Facebook encourages you to live elsewhere. The gospel encourages you to live life here and now.
- You can tend your Farmville farm or you can get an allotment.
- You can catch up with friends on Facebook or you can go out on a cold, dark night to see real friends.
- You can catch up with “Friends” by watching the latest episode on the television or you can serve your neighbours.
- You can build a new city on Sims or you can be the city of God set on a hill with your Christian community.
Here is the test: Am I using Facebook to enhance real world friendships or to replace them?
Will you be my Facebook friend – Part II
A while back I posted a link to a couple of articles Tim Chester has written on the good and bad of Facebook. Tim has been busy – you can now find his third and fourth articles on the subject here and here.
The third article addresses the concern that the medium of Facebook (and indeed online social networking in general) is inclined towards projecting positivity. Tim asks,
Is your Facebook self more attractive than your real world self?
The real question is: Am I trying to do self-identity or am I finding identity in Christ? Or, Am I looking for approval from others through my words or approval from God through his gospel word?
Will you be my Facebook friend?
Over 700 billion minutes are spent each month on Facebook.
Tim Chester has some wise thoughts on Facebook, the good, the bad and the potentially dangerous here and here.

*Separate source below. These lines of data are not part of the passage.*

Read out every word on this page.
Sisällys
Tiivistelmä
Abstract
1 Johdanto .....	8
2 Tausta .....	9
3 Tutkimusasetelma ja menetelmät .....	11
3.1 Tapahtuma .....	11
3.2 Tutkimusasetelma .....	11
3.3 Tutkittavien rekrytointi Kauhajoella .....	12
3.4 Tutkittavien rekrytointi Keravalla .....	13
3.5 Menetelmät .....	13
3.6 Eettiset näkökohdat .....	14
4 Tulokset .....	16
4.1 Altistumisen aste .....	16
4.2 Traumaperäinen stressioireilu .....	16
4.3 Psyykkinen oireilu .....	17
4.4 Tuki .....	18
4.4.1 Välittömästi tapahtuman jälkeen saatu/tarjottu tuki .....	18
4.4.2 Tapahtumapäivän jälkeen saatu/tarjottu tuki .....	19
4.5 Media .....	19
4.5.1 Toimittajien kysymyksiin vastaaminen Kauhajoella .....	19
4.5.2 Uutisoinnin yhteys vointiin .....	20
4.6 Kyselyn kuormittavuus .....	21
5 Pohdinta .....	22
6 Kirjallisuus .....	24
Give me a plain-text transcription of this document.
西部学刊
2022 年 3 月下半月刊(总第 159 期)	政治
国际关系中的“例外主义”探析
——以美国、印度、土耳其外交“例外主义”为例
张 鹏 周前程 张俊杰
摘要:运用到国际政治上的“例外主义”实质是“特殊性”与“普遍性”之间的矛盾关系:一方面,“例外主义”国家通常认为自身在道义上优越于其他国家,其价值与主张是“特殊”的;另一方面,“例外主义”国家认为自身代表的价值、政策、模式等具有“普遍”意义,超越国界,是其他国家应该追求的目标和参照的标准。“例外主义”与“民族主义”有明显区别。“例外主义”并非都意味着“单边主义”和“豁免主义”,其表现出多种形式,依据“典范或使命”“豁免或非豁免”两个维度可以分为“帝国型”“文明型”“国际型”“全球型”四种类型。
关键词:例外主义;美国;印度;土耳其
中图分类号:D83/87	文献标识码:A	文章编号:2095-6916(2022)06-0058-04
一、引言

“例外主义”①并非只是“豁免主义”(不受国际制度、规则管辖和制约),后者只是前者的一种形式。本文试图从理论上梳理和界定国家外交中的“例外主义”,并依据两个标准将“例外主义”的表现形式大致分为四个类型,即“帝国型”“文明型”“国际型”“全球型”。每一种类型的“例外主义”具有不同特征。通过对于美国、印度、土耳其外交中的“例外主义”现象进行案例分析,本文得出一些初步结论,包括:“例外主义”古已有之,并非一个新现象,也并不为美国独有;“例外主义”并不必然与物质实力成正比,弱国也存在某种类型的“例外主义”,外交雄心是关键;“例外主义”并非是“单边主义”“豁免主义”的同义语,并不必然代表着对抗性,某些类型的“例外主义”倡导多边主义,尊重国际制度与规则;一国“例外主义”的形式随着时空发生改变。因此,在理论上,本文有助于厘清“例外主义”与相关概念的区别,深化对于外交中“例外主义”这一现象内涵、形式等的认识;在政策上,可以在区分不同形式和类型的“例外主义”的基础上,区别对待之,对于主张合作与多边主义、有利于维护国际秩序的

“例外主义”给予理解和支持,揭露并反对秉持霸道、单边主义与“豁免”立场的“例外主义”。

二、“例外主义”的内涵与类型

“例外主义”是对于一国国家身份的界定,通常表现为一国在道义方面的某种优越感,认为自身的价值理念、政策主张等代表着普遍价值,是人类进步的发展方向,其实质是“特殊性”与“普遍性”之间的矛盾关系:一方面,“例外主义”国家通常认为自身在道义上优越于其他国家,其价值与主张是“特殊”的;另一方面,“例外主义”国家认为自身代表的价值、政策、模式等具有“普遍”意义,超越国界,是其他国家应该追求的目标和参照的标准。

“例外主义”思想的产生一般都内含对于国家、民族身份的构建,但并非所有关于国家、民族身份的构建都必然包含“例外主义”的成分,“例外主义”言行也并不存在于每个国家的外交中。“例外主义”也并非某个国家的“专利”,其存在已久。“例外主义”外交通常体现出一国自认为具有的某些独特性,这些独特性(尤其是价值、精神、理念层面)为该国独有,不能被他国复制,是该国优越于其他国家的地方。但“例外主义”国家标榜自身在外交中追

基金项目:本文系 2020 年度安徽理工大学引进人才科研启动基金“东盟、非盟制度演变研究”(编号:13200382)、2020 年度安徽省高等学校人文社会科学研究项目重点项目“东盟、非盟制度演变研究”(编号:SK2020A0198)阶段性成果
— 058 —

Below are some of the warning signs that Facebook (and twitter, blogs ….) might have a control on us they ought not to:
- Do you check your Facebook page more than once or twice a day?
- Do you spend more than 20 minutes a day on Facebook?
- Do you find it difficult to imagine a day without technology?
- Have you ever read a text or gone online during our gathering?
- Have you stayed up beyond your normal bedtime because you were on Facebook or playing online games?
- Do you use your mobile phone during meals or keep it in the bedroom?